Gambling with interactions: book club

I’ve always liked to read, even in periods of life when I’ve not carved out much time to do it. I’ve never been a social reader and didn’t like talking about books in school. So joining a book club was never on my to-do list.

I don’t remember the first time I heard of book clubs, but I’m certain I’ve never belonged to one. Most of the women who I’ve heard talk about book clubs feel strongly—they love them or they hate them—and they’ve rarely mentioned the books they read. The feelings are about the club—the people, the location, the vibe, the food, the interactions—not about the books. I’ve never heard a man talk about a book club.

Despite all of this, I put together a small book club for one specific book. (If you’re on my mailing list, you received an invitation to participate.) The sales page suggested working through the book with a team, coworkers perhaps. I have no proper coworkers, so I asked around.

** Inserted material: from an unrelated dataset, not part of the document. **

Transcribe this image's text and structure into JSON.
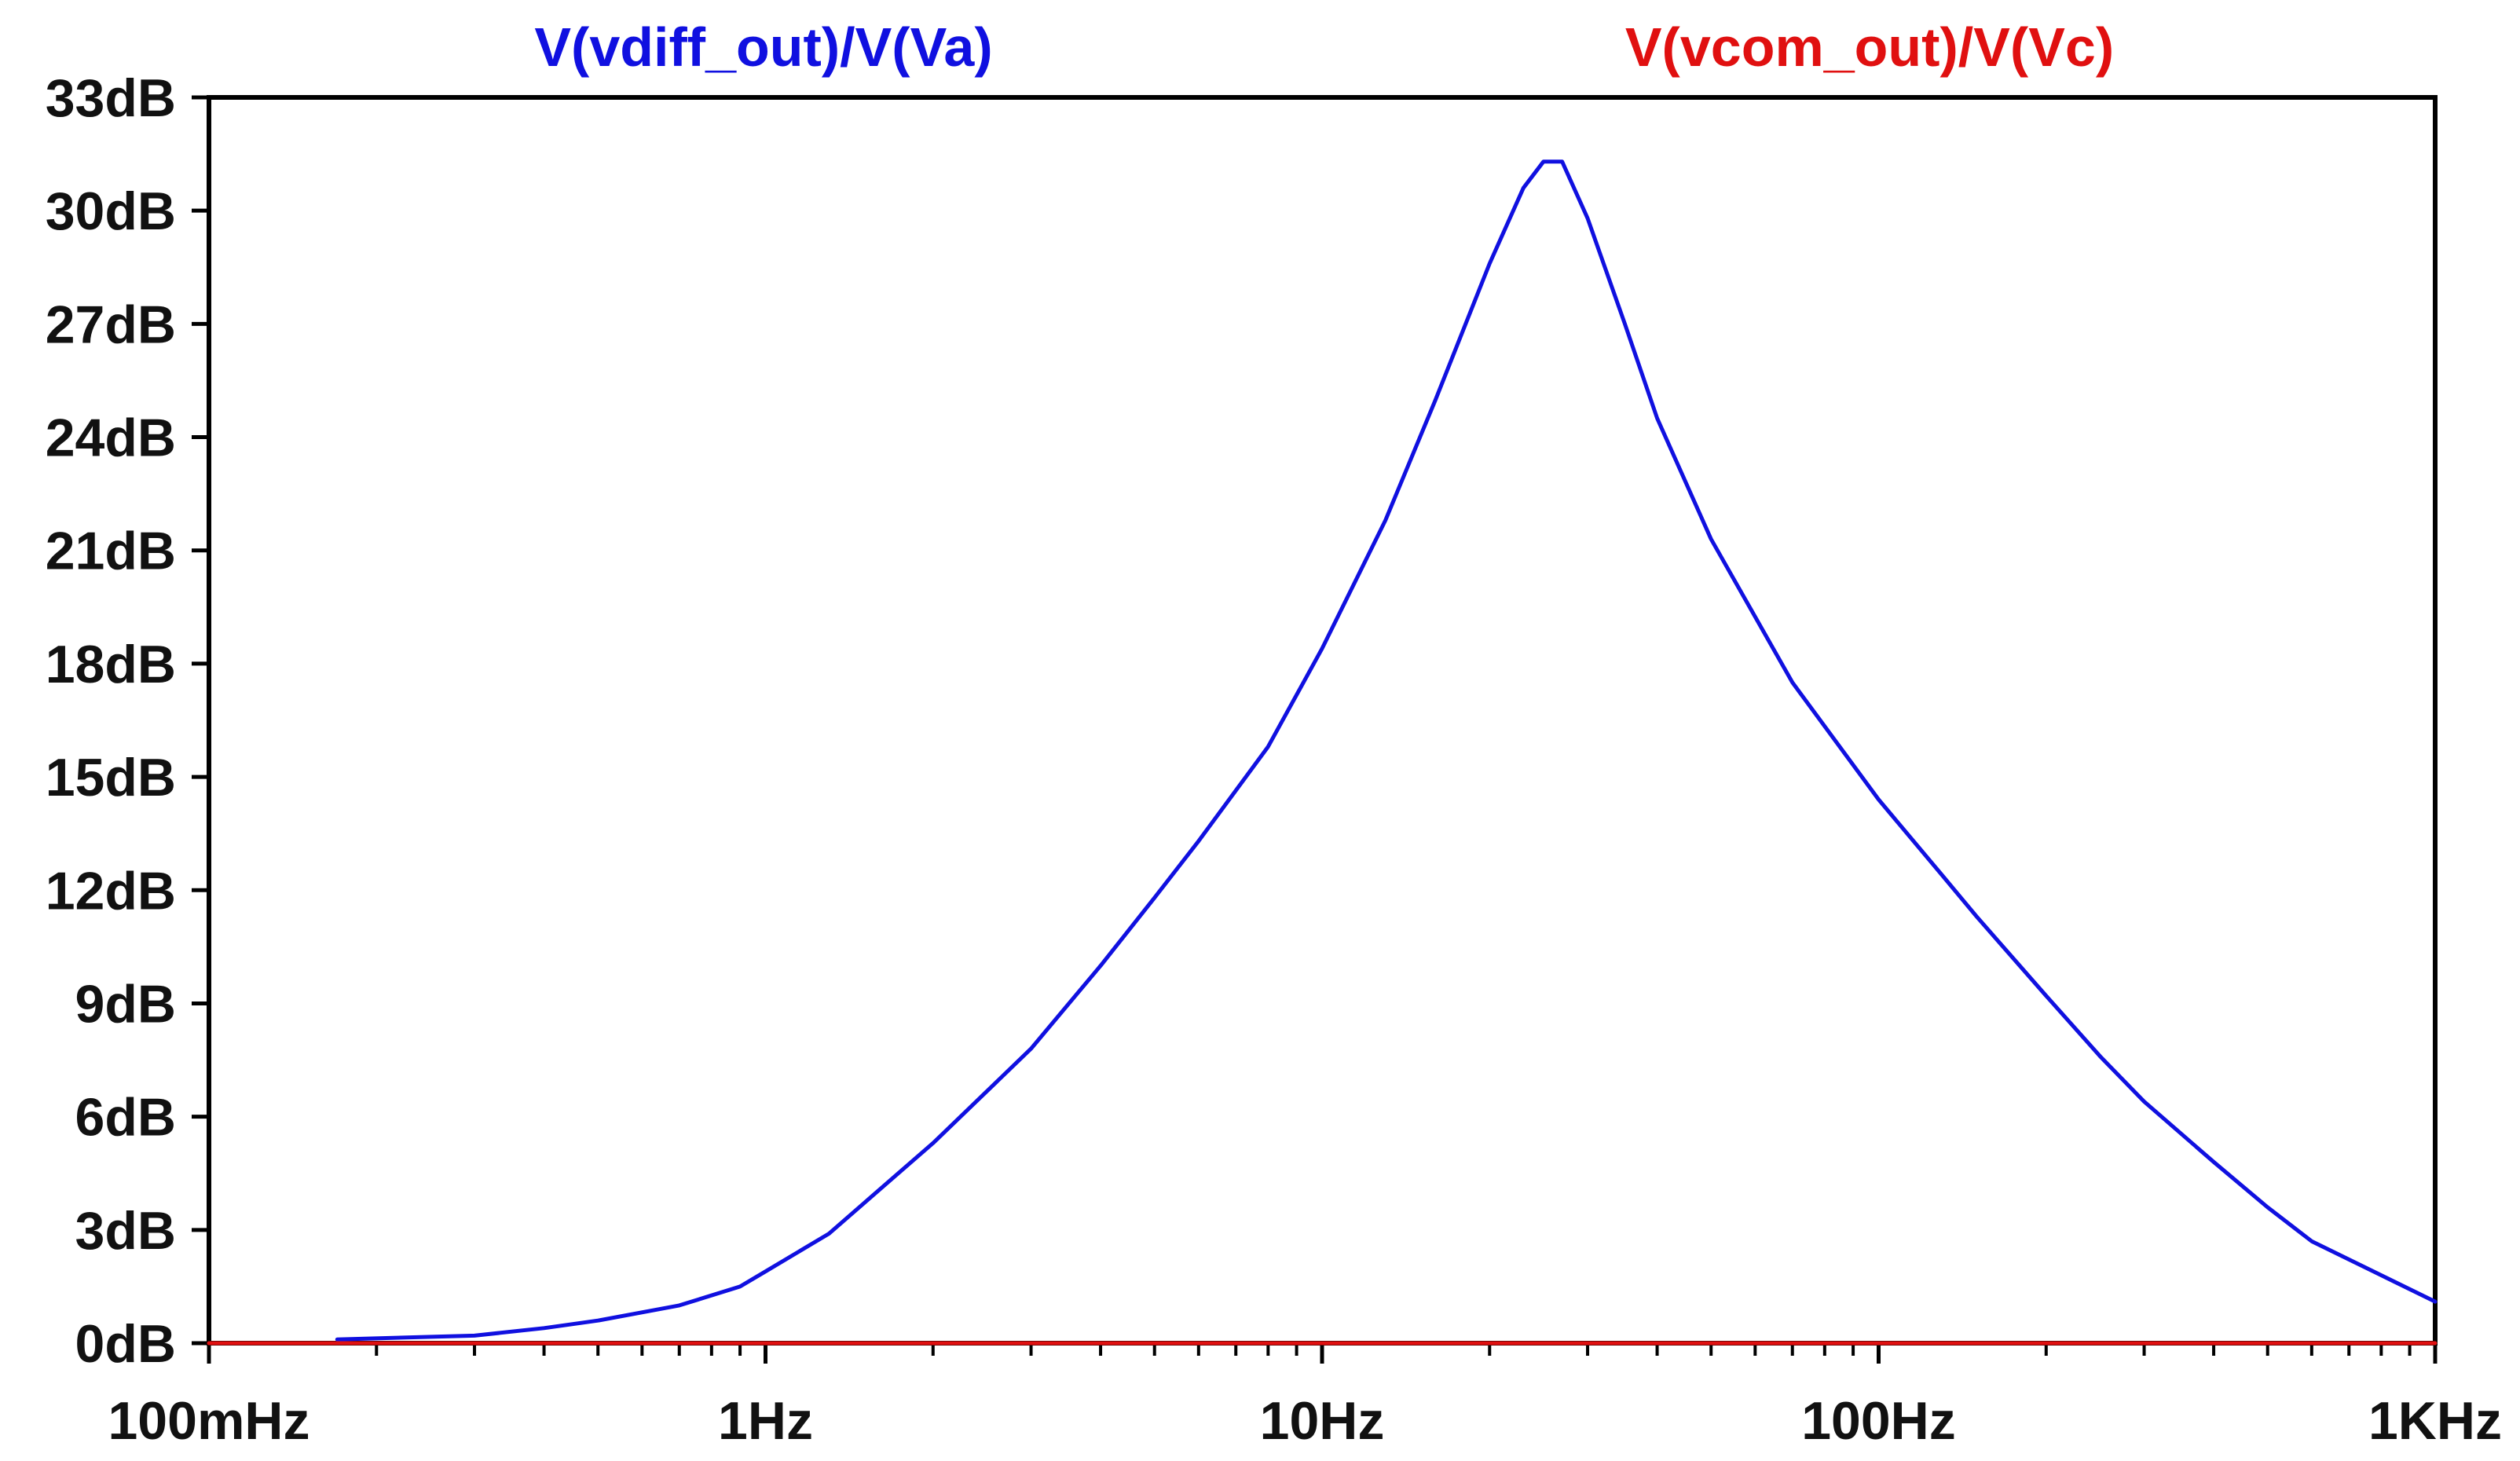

Across three time zones and two continents, five of us found a time, worked out a system, and have met online a handful of times. (Technology! I could never have conceived of this 20 years ago.)

It’s fantastic.

Our conversations are rich and I grow from them, regardless whether it’s the kind of conversation where we all agree or we all disagree.

Part of that is buy-in from everyone in the process.

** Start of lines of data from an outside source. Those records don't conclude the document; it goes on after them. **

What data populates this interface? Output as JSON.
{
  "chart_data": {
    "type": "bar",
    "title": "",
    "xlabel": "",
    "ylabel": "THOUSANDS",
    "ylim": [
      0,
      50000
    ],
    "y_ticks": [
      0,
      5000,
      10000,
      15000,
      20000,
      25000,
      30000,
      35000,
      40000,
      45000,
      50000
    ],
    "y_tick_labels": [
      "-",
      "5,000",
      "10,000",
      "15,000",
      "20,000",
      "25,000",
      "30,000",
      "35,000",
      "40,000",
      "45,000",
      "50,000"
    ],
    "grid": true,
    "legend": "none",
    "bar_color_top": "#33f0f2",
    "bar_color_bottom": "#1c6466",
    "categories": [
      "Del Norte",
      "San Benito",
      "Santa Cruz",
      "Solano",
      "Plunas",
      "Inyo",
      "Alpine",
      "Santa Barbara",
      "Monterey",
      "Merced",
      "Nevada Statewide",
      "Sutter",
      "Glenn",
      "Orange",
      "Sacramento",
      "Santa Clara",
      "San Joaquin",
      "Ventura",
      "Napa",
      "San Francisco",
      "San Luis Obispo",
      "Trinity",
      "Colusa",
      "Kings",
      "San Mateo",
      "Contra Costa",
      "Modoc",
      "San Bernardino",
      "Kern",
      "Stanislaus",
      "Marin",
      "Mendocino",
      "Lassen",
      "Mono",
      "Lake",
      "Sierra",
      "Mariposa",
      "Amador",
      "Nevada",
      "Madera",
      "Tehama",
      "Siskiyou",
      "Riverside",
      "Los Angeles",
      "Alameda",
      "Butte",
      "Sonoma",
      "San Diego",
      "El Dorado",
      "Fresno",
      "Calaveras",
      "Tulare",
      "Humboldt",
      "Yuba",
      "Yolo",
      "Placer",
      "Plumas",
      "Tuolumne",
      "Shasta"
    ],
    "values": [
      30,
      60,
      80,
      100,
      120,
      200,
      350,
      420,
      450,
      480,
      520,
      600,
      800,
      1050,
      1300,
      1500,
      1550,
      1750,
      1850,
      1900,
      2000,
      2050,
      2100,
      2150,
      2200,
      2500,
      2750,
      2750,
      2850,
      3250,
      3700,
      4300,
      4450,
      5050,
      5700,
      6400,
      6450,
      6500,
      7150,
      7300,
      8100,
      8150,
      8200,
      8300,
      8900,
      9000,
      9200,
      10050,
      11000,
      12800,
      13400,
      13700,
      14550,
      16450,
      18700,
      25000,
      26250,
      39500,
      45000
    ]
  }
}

Part of that is feeling safe in the space.

Part of that is everyone choosing to be vulnerable in how the content strikes us, for better or worse.

Part of that is a non-fiction book that pushes people’s buttons, in good and bad ways, which gives us more to talk about than we have time for.

We’ll decide if we want to do another book, which book, who wants to continue, whether we should open an invitation to others. I don’t know what’s next after this book. Regardless, I’m grateful I took a risk in setting it up, and I’m grateful others took a risk in jumping in.

Where do you have a small opportunity to take a risk right now?